Across America, public schools are faced with a challenge almost unheard of a generation ago: dealing with a student population that isn’t sorted neatly into boys and girls.
Across America, public schools are faced with a challenge almost unheard of a generation ago: dealing with a student population that isn’t sorted neatly into boys and girls.
A small but growing number of students and their families are demanding that schools make accommodations for transgender youths, who were born with the body parts of one gender but identify with the other.
Which bathrooms should they use? Should they play for the boys sports teams or the girls? Where should they change clothes and shower after gym class or athletic events?
Palatine-based Township High School District 211 in Illinois is prepared to lock horns with the federal government over those questions, which the district believes should be handled at the local level. The U.S. Department of Education has said District 211 is violating the Title IX gender equality law by not allowing a transgender student who identifies as a girl to use the girls locker room.
The student, who has lived as a girl for several years, plays on a girls sports team but has been using a private dressing area near the gym.
The American Civil Liberties Union filed a complaint on her behalf, alleging discrimination. The ACLU’s John Knight says his client should be treated “like any other girl,” and the Department of Education’s Office of Civil Rights agrees.
By fighting that ruling, District 211 risks losing federal funding — last year, it amounted to about $6 million — and running up a big legal bill. But Superintendent Daniel Cates says the district has decided to challenge the ruling because Education Department has overstepped its authority.
School districts locally have varying policies to address the needs of transgender kids. Some provide gender-neutral bathrooms; others let students use the bathroom that corresponds to their gender identity. Some provide private restrooms and changing rooms for transgender students; others allow students to decide where to change clothes.
Cates said there are transgender students in all five of District 211’s high schools. “We recognize the gender identity of these young people” and “readily and fully support” them, he said.
The district honors students’ requests to change their name and gender as listed in school records. They’re allowed to choose which restroom to use because there are private stalls. They can play on sports teams for the gender with which they identify, in accordance with Illinois High School Association rules.
But the district drew the line at the locker rooms, where large open dressing areas are shared by 100 or more youngsters. Those students should not have to worry about seeing or being seen by someone with body parts of the opposite sex, Cates said.
So the student in question has the choice of using either the boys locker room or a private dressing room near the gym. Knight says that policy tells his client, “You’re not really a girl.”
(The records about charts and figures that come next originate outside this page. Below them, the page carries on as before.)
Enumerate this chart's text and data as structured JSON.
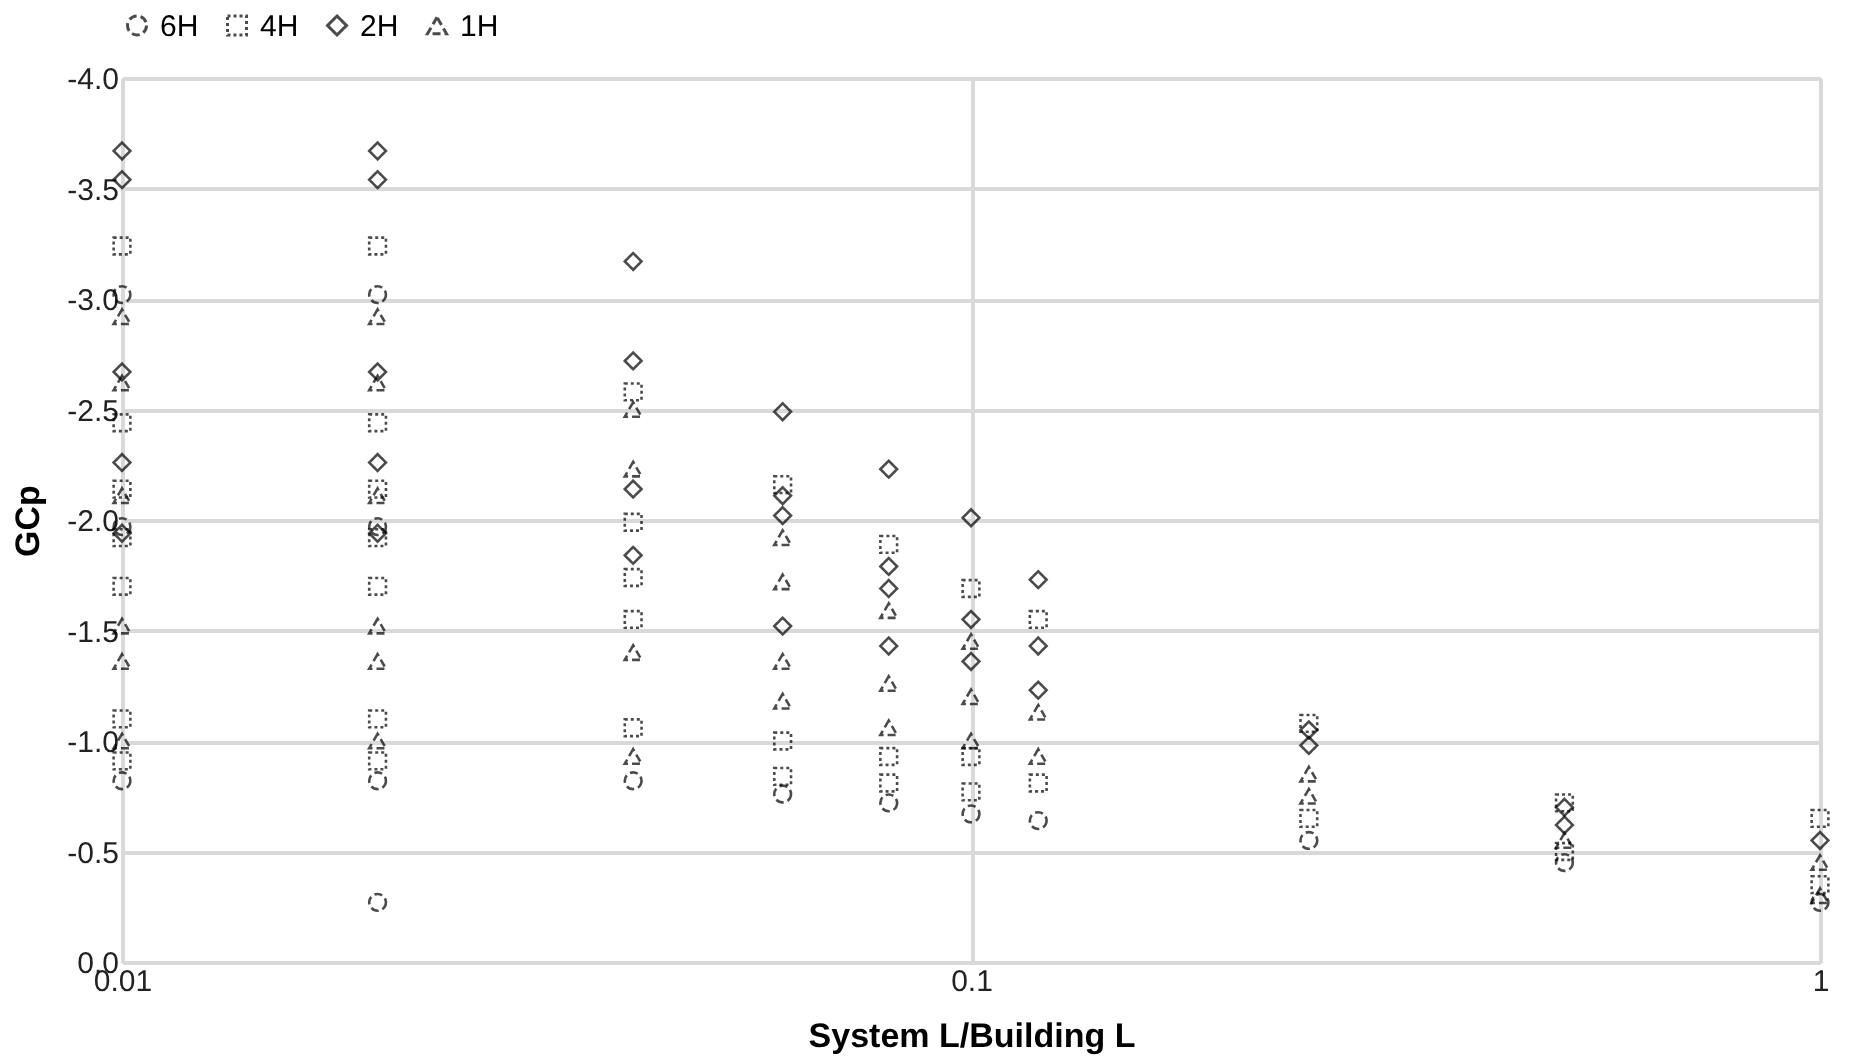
{
  "chart_data": {
    "type": "scatter",
    "xlabel": "System L/Building L",
    "ylabel": "GCp",
    "log": "x",
    "xlim": [
      0.01,
      1
    ],
    "xticks": [
      0.01,
      0.1,
      1
    ],
    "ylim": [
      0,
      -4
    ],
    "yticks": [
      {
        "value": 0,
        "label": "0.0"
      },
      {
        "value": -0.5,
        "label": "-0.5"
      },
      {
        "value": -1,
        "label": "-1.0"
      },
      {
        "value": -1.5,
        "label": "-1.5"
      },
      {
        "value": -2,
        "label": "-2.0"
      },
      {
        "value": -2.5,
        "label": "-2.5"
      },
      {
        "value": -3,
        "label": "-3.0"
      },
      {
        "value": -3.5,
        "label": "-3.5"
      },
      {
        "value": -4,
        "label": "-4.0"
      }
    ],
    "grid": true,
    "legend": "top",
    "series": [
      {
        "name": "6H",
        "color": "#000000",
        "marker": "circle",
        "line_style": "dashed",
        "x": [
          0.01,
          0.01,
          0.01,
          0.02,
          0.02,
          0.02,
          0.02,
          0.04,
          0.06,
          0.08,
          0.1,
          0.12,
          0.25,
          0.5,
          1
        ],
        "values": [
          -3.02,
          -1.97,
          -0.82,
          -3.02,
          -1.97,
          -0.82,
          -0.27,
          -0.82,
          -0.76,
          -0.72,
          -0.67,
          -0.64,
          -0.55,
          -0.45,
          -0.27
        ]
      },
      {
        "name": "4H",
        "color": "#000000",
        "marker": "square",
        "line_style": "dotted",
        "x": [
          0.01,
          0.01,
          0.01,
          0.01,
          0.01,
          0.01,
          0.01,
          0.02,
          0.02,
          0.02,
          0.02,
          0.02,
          0.02,
          0.02,
          0.04,
          0.04,
          0.04,
          0.04,
          0.04,
          0.06,
          0.06,
          0.06,
          0.08,
          0.08,
          0.08,
          0.1,
          0.1,
          0.1,
          0.12,
          0.12,
          0.25,
          0.25,
          0.5,
          0.5,
          1,
          1
        ],
        "values": [
          -3.24,
          -2.44,
          -2.14,
          -1.92,
          -1.7,
          -1.1,
          -0.91,
          -3.24,
          -2.44,
          -2.14,
          -1.92,
          -1.7,
          -1.1,
          -0.91,
          -2.58,
          -1.99,
          -1.74,
          -1.55,
          -1.06,
          -2.16,
          -1.0,
          -0.84,
          -1.89,
          -0.93,
          -0.81,
          -1.69,
          -0.93,
          -0.77,
          -1.55,
          -0.81,
          -1.08,
          -0.65,
          -0.72,
          -0.5,
          -0.65,
          -0.35
        ]
      },
      {
        "name": "2H",
        "color": "#000000",
        "marker": "diamond",
        "line_style": "solid",
        "x": [
          0.01,
          0.01,
          0.01,
          0.01,
          0.01,
          0.02,
          0.02,
          0.02,
          0.02,
          0.02,
          0.04,
          0.04,
          0.04,
          0.04,
          0.06,
          0.06,
          0.06,
          0.06,
          0.08,
          0.08,
          0.08,
          0.08,
          0.1,
          0.1,
          0.1,
          0.12,
          0.12,
          0.12,
          0.25,
          0.25,
          0.5,
          0.5,
          1
        ],
        "values": [
          -3.67,
          -3.54,
          -2.67,
          -2.26,
          -1.94,
          -3.67,
          -3.54,
          -2.67,
          -2.26,
          -1.94,
          -3.17,
          -2.72,
          -2.14,
          -1.84,
          -2.49,
          -2.11,
          -2.02,
          -1.52,
          -2.23,
          -1.79,
          -1.69,
          -1.43,
          -2.01,
          -1.55,
          -1.36,
          -1.73,
          -1.43,
          -1.23,
          -1.05,
          -0.98,
          -0.7,
          -0.62,
          -0.55
        ]
      },
      {
        "name": "1H",
        "color": "#000000",
        "marker": "triangle",
        "line_style": "dashed",
        "x": [
          0.01,
          0.01,
          0.01,
          0.01,
          0.01,
          0.01,
          0.02,
          0.02,
          0.02,
          0.02,
          0.02,
          0.02,
          0.04,
          0.04,
          0.04,
          0.04,
          0.06,
          0.06,
          0.06,
          0.06,
          0.08,
          0.08,
          0.08,
          0.1,
          0.1,
          0.1,
          0.12,
          0.12,
          0.25,
          0.25,
          0.5,
          1,
          1
        ],
        "values": [
          -2.92,
          -2.62,
          -2.11,
          -1.52,
          -1.36,
          -1.0,
          -2.92,
          -2.62,
          -2.11,
          -1.52,
          -1.36,
          -1.0,
          -2.5,
          -2.23,
          -1.4,
          -0.93,
          -1.92,
          -1.72,
          -1.36,
          -1.18,
          -1.59,
          -1.26,
          -1.06,
          -1.45,
          -1.2,
          -1.0,
          -1.13,
          -0.93,
          -0.85,
          -0.75,
          -0.55,
          -0.45,
          -0.3
        ]
      }
    ]
  }
}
The parties aren’t as far apart as they may sound. District 211 is willing to provide private dressing stations within its locker rooms — not just one, but six to 10, Cates says. They could be used by any student who is uncomfortable changing clothes in front of anyone else for any reason.
Cates says many adolescents would welcome that level of privacy. Knight says he believes his client would use the stalls voluntarily.
Problem solved, right? No.
The sticking point is that while they’d be available to all students, they’d be mandatory for one. The district would require the transgender girl to use the stalls. That’s not acceptable to the Office of Civil Rights, which insists on the same rules and accommodations for all students.
It’s worth noting that this big legal showdown looms over something that, to the kids, is not such a big deal.
Neither the district nor the ACLU has named the student in the complaint, but her identity is no secret to her teammates and other students. “Her perception is that no one cares,” Knight says of his client.
Cates says the current crop of high school students are “unlike any generation I’ve seen” in their acceptance of others.
As a practical matter, they have less cause to be self-conscious in the locker room. While their parents may have been traumatized by mandatory group nudity, today’s students rarely undress fully or shower at school. That’s true in District 211, Cates says.
That doesn’t mean there aren’t students who might be uncomfortable, or that their sensibilities shouldn’t be respected. But the solution is already within reach.
There’s no reason privacy stalls can’t work without demanding that transgender students use them.
They should be standard in all school locker rooms. We suspect they’d be particularly welcomed by transgender students whose peers aren’t as supportive as those in District 211. But if transgender students elected not to use them, the other students’ privacy wouldn’t be compromised. They could use the dressing stalls themselves.
Respect, common sense and privacy curtains for everyone. It really could be that simple.